Within a half-decade, Uber has grown into the primary disruptor in the transportation industry. The company has both changed the way that people get around—especially in urban areas—and acted as a leading contributor to the growth of the gig economy. If there has been one shadow around Uber’s growth, it’s driver background checks.
Over the years, numerous Uber drivers have been accused or convicted of assault, rape, reckless driving, and other misdeeds. These instances have put Uber driver background checks under the microscope and caused critics of the company to question whether those background checks are thorough enough to protect passengers.
What do background checks for Uber drivers entail? The answer can vary significantly from city to city, as parts of the country have different laws, regulations, and ordinances that Uber must obey. Uber’s website states that Uber driver background checks will always at least incorporate “a Motor Vehicle Record review as well as a criminal background check.”
During a driving record check, Uber starts by assessing how long a driver has been licensed. Uber will automatically disqualify any driver who does not have at least one year of “licensed driving experience.” For younger drivers—those under the age of 23—the company requires at least three years.
Uber also looks for driving infractions that may indicate a history of reckless or unsafe driving behavior. In most cases, Uber is looking for “major driving violations”—not minor speeding tickets or other small moving violations. However, Uber does note that a driver can be disqualified if he or she has a “recent history of minor driving violations.”
In the case of the criminal background check, Uber automatically disqualifies any candidates with “convictions for felonies, violent crimes, sexual offenses, and registered sex offender status.” “Terrorism-related offenses” are also an automatic disqualifier.
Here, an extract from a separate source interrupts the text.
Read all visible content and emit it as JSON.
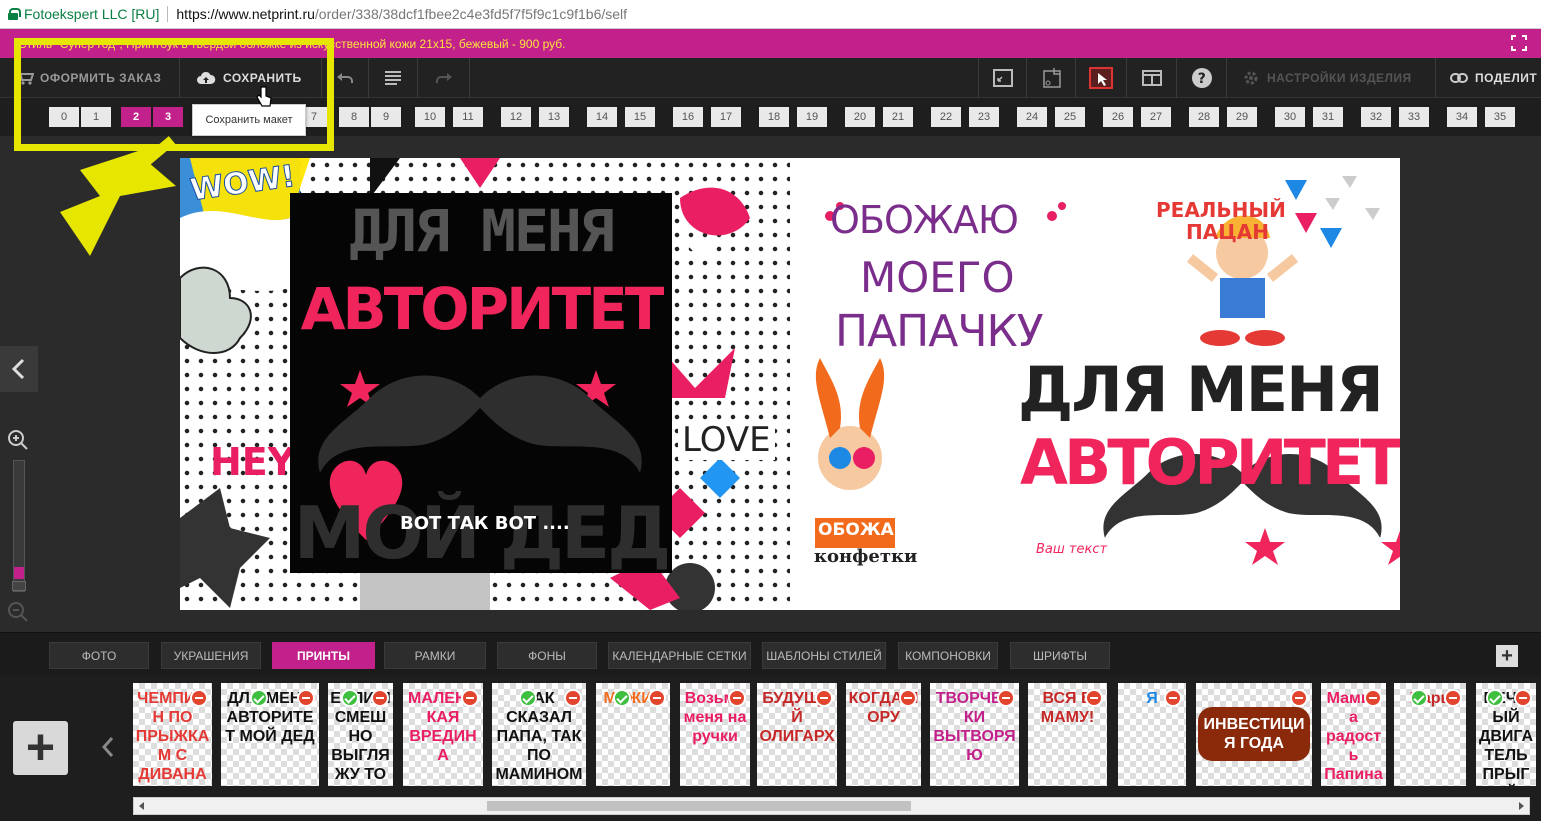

Uber will disqualify drivers who have pending charges for these crimes at least until the charges “are resolved in a driver partner or potential driver partner's favor.” Uber says that its criminal history checks include local, state, and national searches.
These requirements reflect Uber’s internal policies for Uber driver background checks and disqualifications. Uber may require additional background checks or approach its driver considerations more strictly depending on state and local laws.
Uber’s background checks are evolving. In 2018, the company started rolling out ongoing criminal monitoring for its drivers. This system will monitor criminal data sources and will notify Uber if a driver is charged with a crime. Uber can then decide how to handle the incident and whether the driver should be investigated, suspended, or terminated.